Consolidation may bring unexpected costs for cloud data center operators if it damages hardware reliability, according to a study published by the IEEE.

The organization states that, as the average utilization of IT equipment in cloud data centers is between 10 and 50 percent, and since idle servers still consume approximately 70 percent of their peak power, it makes sense to run virtual machines (VM) on as few physical machines (PM) as possible, switching idle servers off and back on according to workload fluctuations.
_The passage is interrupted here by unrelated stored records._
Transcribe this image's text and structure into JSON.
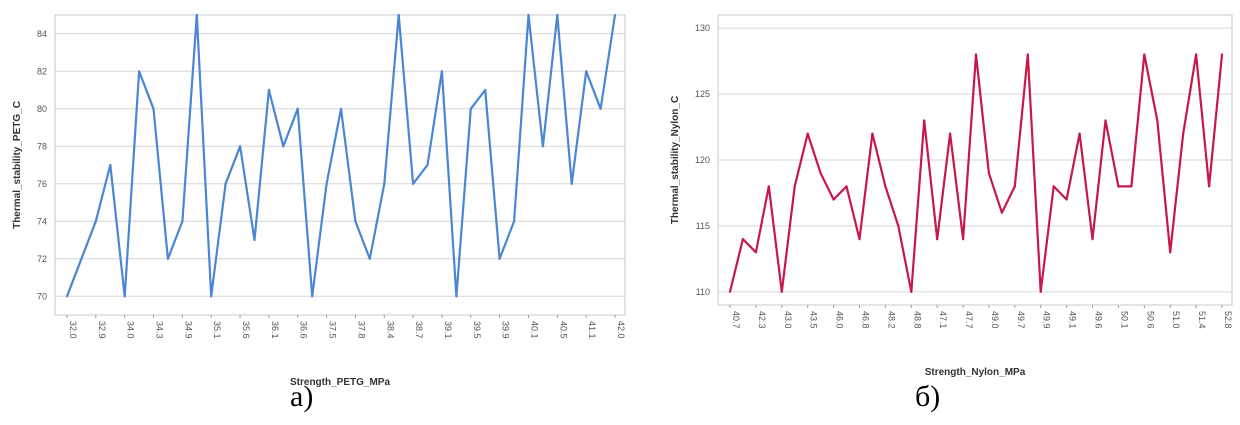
{
  "chart_data": [
    {
      "type": "line",
      "xlabel": "Strength_PETG_MPa",
      "ylabel": "Thermal_stability_PETG_C",
      "ylim": [
        69,
        85
      ],
      "yticks": [
        70,
        72,
        74,
        76,
        78,
        80,
        82,
        84
      ],
      "color": "#4a86d4",
      "tick_labels": [
        "32.0",
        "32.9",
        "34.0",
        "34.3",
        "34.9",
        "35.1",
        "35.6",
        "36.1",
        "36.6",
        "37.5",
        "37.8",
        "38.4",
        "38.7",
        "39.1",
        "39.5",
        "39.9",
        "40.1",
        "40.5",
        "41.1",
        "42.0"
      ],
      "values": [
        70,
        72,
        74,
        77,
        70,
        82,
        80,
        72,
        74,
        85,
        70,
        76,
        78,
        73,
        81,
        78,
        80,
        70,
        76,
        80,
        74,
        72,
        76,
        85,
        76,
        77,
        82,
        70,
        80,
        81,
        72,
        74,
        85,
        78,
        85,
        76,
        82,
        80,
        85
      ]
    },
    {
      "type": "line",
      "xlabel": "Strength_Nylon_MPa",
      "ylabel": "Thermal_stability_Nylon_C",
      "ylim": [
        109,
        131
      ],
      "yticks": [
        110,
        115,
        120,
        125,
        130
      ],
      "color": "#c8174a",
      "tick_labels": [
        "40.7",
        "42.3",
        "43.0",
        "43.5",
        "46.0",
        "46.8",
        "48.2",
        "48.8",
        "47.1",
        "47.7",
        "49.0",
        "49.7",
        "49.9",
        "49.1",
        "49.6",
        "50.1",
        "50.6",
        "51.0",
        "51.4",
        "52.8"
      ],
      "values": [
        110,
        114,
        113,
        118,
        110,
        118,
        122,
        119,
        117,
        118,
        114,
        122,
        118,
        115,
        110,
        123,
        114,
        122,
        114,
        128,
        119,
        116,
        118,
        128,
        110,
        118,
        117,
        122,
        114,
        123,
        118,
        118,
        128,
        123,
        113,
        122,
        128,
        118,
        128
      ]
    }
  ],
  "labels": {
    "left": "а)",
    "right": "б)"
  }
}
At the same time, it says 70 percent of server failures occur as a result of disk faults, and these are known to be damaged by being repeatedly switched on and off.

IEEE Piscataway
IEEE Piscataway – IEEE

Efficiency isn’t everything

Researchers highlighted that increasingly unreliable disks lead to maintenance, replacement and procurement costs; and increase the risk of downtime, which, the study states, can outweigh the savings made through consolidation.

The study presents a mathematical model in response to the problem of minimizing data center costs incurred by energy consumption, while also considering reliability and migration costs.

By trying out different ratios of physical machines (PM) and virtual machines (VM), the researchers found that while consolidation has its merits, the common approach would be more cost efficient if it was informed by factors such as equipment performance, network traffic, rack inlet temperature and hardware reliability.